Scapholunate advanced collapse (SLAC)

Case contributed by Samir Benoudina
Diagnosis almost certain

Presentation

Increasing pain and swelling of the wrist. History of very old trauma.

Patient Data

Age: 65 years
Gender: Male

Frontal view:

  • loss of parallelism of the first and second carpal arcs of Gilula
  • the radiolunate articulation is widened
  • advanced degenerative arthritis in the radioscaphoid and capitolunate articulations
  • collapse of mid-carpal joint

Lateral view:

  • loss of alignment radius-lunate-capitate-3rd metacarpal
  • dorsal tilting of the lunate with dorsal subluxation of the capitate
  • the findings are compatible with a dorsal intercalated segmental instability (DISI) deformity

Annotated image

On the frontal view:

  1. stylo-scaphoid osteoarthritis
  2. radio-scaphoid osteoarthritis
  3. capitolunate osteoarthritis

On the lateral view:

  • dorsal tilting of the lunate with dorsal subluxation of the capitate
  • DISI deformity

Case Discussion

SLAC (scapholunate advanced collapse) refers to a specific pattern of degenerative arthritis and subluxation which results from untreated chronic scapholunate dissociation.

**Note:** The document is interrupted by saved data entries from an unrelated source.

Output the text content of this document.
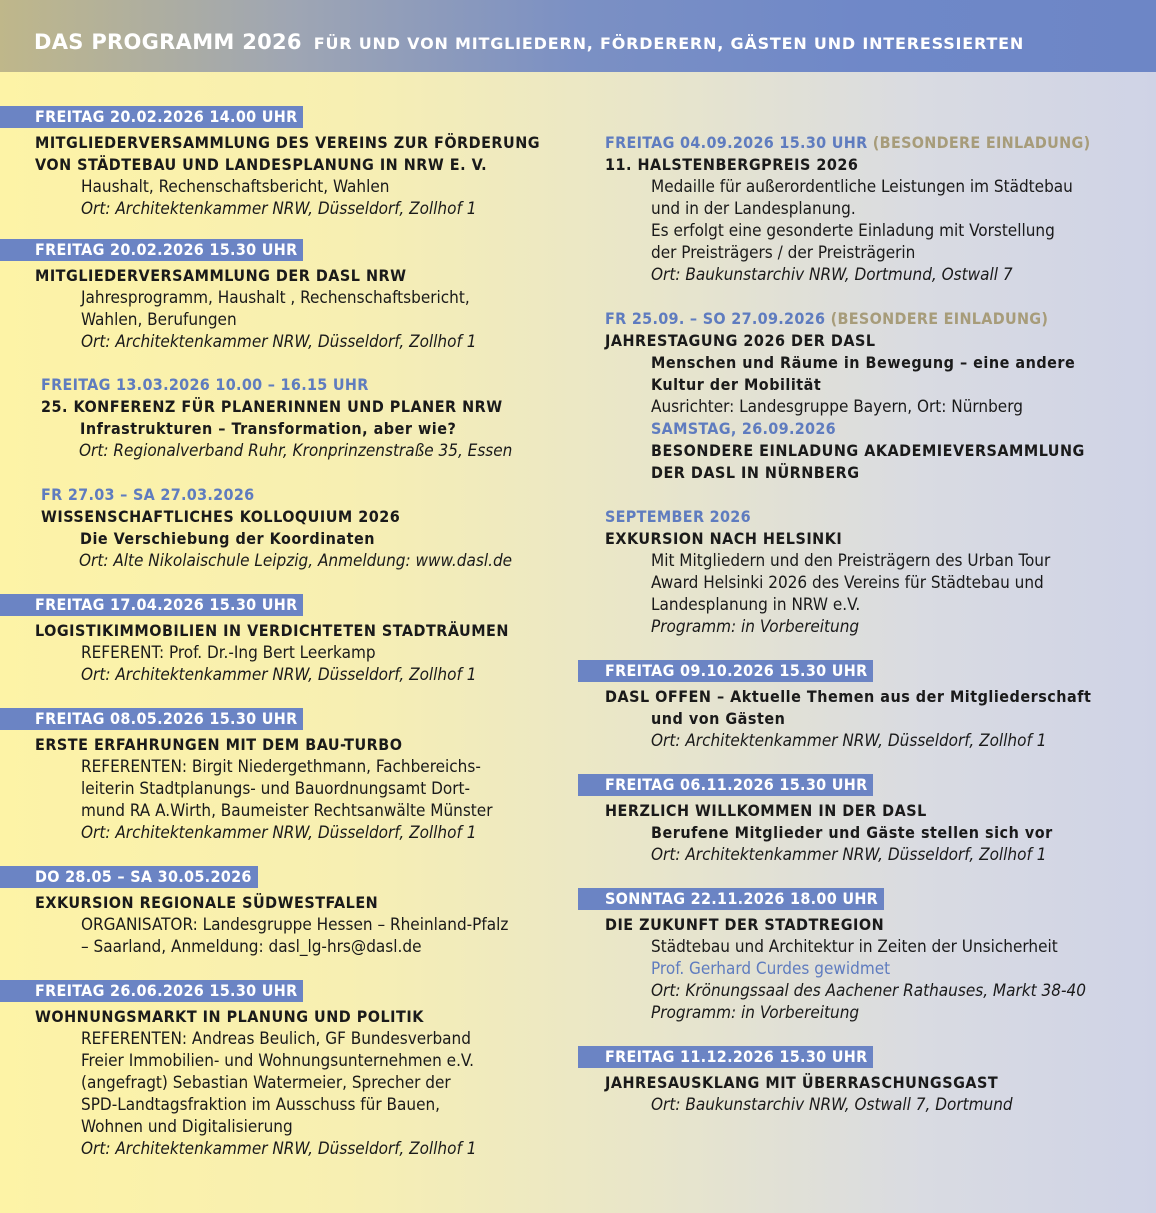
DAS PROGRAMM 2026 FÜR UND VON MITGLIEDERN, FÖRDERERN, GÄSTEN UND INTERESSIERTEN
FREITAG 20.02.2026 14.00 UHR
MITGLIEDERVERSAMMLUNG DES VEREINS ZUR FÖRDERUNG
VON STÄDTEBAU UND LANDESPLANUNG IN NRW E. V.
Haushalt, Rechenschaftsbericht, Wahlen
Ort: Architektenkammer NRW, Düsseldorf, Zollhof 1
FREITAG 20.02.2026 15.30 UHR
MITGLIEDERVERSAMMLUNG DER DASL NRW
Jahresprogramm, Haushalt , Rechenschaftsbericht,
Wahlen, Berufungen
Ort: Architektenkammer NRW, Düsseldorf, Zollhof 1
FREITAG 13.03.2026 10.00 – 16.15 UHR
25. KONFERENZ FÜR PLANERINNEN UND PLANER NRW
Infrastrukturen – Transformation, aber wie?
Ort: Regionalverband Ruhr, Kronprinzenstraße 35, Essen
FR 27.03 – SA 27.03.2026
WISSENSCHAFTLICHES KOLLOQUIUM 2026
Die Verschiebung der Koordinaten
Ort: Alte Nikolaischule Leipzig, Anmeldung: www.dasl.de
FREITAG 17.04.2026 15.30 UHR
LOGISTIKIMMOBILIEN IN VERDICHTETEN STADTRÄUMEN
REFERENT: Prof. Dr.-Ing Bert Leerkamp
Ort: Architektenkammer NRW, Düsseldorf, Zollhof 1
FREITAG 08.05.2026 15.30 UHR
ERSTE ERFAHRUNGEN MIT DEM BAU-TURBO
REFERENTEN: Birgit Niedergethmann, Fachbereichs-
leiterin Stadtplanungs- und Bauordnungsamt Dort-
mund RA A.Wirth, Baumeister Rechtsanwälte Münster
Ort: Architektenkammer NRW, Düsseldorf, Zollhof 1
DO 28.05 – SA 30.05.2026
EXKURSION REGIONALE SÜDWESTFALEN
ORGANISATOR: Landesgruppe Hessen – Rheinland-Pfalz
– Saarland, Anmeldung: dasl_lg-hrs@dasl.de
FREITAG 26.06.2026 15.30 UHR
WOHNUNGSMARKT IN PLANUNG UND POLITIK
REFERENTEN: Andreas Beulich, GF Bundesverband
Freier Immobilien- und Wohnungsunternehmen e.V.
(angefragt) Sebastian Watermeier, Sprecher der
SPD-Landtagsfraktion im Ausschuss für Bauen,
Wohnen und Digitalisierung
Ort: Architektenkammer NRW, Düsseldorf, Zollhof 1
FREITAG 04.09.2026 15.30 UHR (BESONDERE EINLADUNG)
11. HALSTENBERGPREIS 2026
Medaille für außerordentliche Leistungen im Städtebau
und in der Landesplanung.
Es erfolgt eine gesonderte Einladung mit Vorstellung
der Preisträgers / der Preisträgerin
Ort: Baukunstarchiv NRW, Dortmund, Ostwall 7
FR 25.09. – SO 27.09.2026 (BESONDERE EINLADUNG)
JAHRESTAGUNG 2026 DER DASL
Menschen und Räume in Bewegung – eine andere
Kultur der Mobilität
Ausrichter: Landesgruppe Bayern, Ort: Nürnberg
SAMSTAG, 26.09.2026
BESONDERE EINLADUNG AKADEMIEVERSAMMLUNG
DER DASL IN NÜRNBERG
SEPTEMBER 2026
EXKURSION NACH HELSINKI
Mit Mitgliedern und den Preisträgern des Urban Tour
Award Helsinki 2026 des Vereins für Städtebau und
Landesplanung in NRW e.V.
Programm: in Vorbereitung
FREITAG 09.10.2026 15.30 UHR
DASL OFFEN – Aktuelle Themen aus der Mitgliederschaft
und von Gästen
Ort: Architektenkammer NRW, Düsseldorf, Zollhof 1
FREITAG 06.11.2026 15.30 UHR
HERZLICH WILLKOMMEN IN DER DASL
Berufene Mitglieder und Gäste stellen sich vor
Ort: Architektenkammer NRW, Düsseldorf, Zollhof 1
SONNTAG 22.11.2026 18.00 UHR
DIE ZUKUNFT DER STADTREGION
Städtebau und Architektur in Zeiten der Unsicherheit
Prof. Gerhard Curdes gewidmet
Ort: Krönungssaal des Aachener Rathauses, Markt 38-40
Programm: in Vorbereitung
FREITAG 11.12.2026 15.30 UHR
JAHRESAUSKLANG MIT ÜBERRASCHUNGSGAST
Ort: Baukunstarchiv NRW, Ostwall 7, Dortmund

Watson staging is often used by hand surgeons: 

  • I: osteoarthritis of the articulation between the radial styloid and the scaphoid
  • II: osteoarthritis involving the whole radioscaphoid articulation
  • III: osteoarthritis of the radioscaphoid and capitolunate articulations
  • IV: osteoarthritis of the radiocarpal and intercarpal articulations +/- distal radioulnar joint (DRUJ)

In this case, it is a stage III SLAC wrist.